【芝居】「四兄弟」パラドックス定数
2023.3.19 15:00 [CoRich]
ロシア・ソ連の指導者を思わせるような人物を四兄弟としてしかし固有名詞には一切言及しないまま、国の存亡史を描きます。120分。3月26日までシアター風姿花伝。
父親の支配から自由を手に入れた四兄弟。長男が書き記した赤いノートの教えを広めて村を、町を、国を広げて行く。次男は力をもって支配し勝ち上がり、国を大きく、恐慌を乗り切り、個人崇拝にまで行き着く。三男は職人で、次男のさまざまを否定し、計画的に産業を興し、戦争をしないことでアイドルのように海外からの人気も博し、しかし、自分たちの世界の外の凄さに圧倒される。農業で土地を守っていた四男は、赤いノートを捨て、全体を解体しして国の形を変えていく。しかし、再び武力で押し切る次男が台頭する。

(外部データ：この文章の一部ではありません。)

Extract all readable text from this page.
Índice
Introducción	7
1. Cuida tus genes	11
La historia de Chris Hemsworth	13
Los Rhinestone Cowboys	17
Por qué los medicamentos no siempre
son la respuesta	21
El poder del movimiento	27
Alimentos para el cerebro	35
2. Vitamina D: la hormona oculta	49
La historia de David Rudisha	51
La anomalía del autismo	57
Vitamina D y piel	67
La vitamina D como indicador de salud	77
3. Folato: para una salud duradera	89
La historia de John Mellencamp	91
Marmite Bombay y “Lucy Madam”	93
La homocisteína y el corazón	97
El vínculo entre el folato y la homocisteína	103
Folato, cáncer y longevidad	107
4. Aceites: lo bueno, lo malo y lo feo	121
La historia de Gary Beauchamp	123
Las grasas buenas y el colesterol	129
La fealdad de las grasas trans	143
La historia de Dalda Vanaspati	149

ロシア・ソ連の国の象徴するような「社会主義思想」「武力」「工業力」「農業」の四つのアイテムを特性にした四兄弟。長男は社会主義思想の父・レーニン、次男は力で粛正し独裁的な力をもち粗野なスターリン、三男は風貌で西側にも人気を集めたフルシチョフ、四男は自由経済と民主化を進めたゴルバチョフ、といった感じなことを、wikipediaとか検索(とか、流行ってるChatGPTとかで要約させたりなんかして)で調べて当てはめてみたりするのも楽しい。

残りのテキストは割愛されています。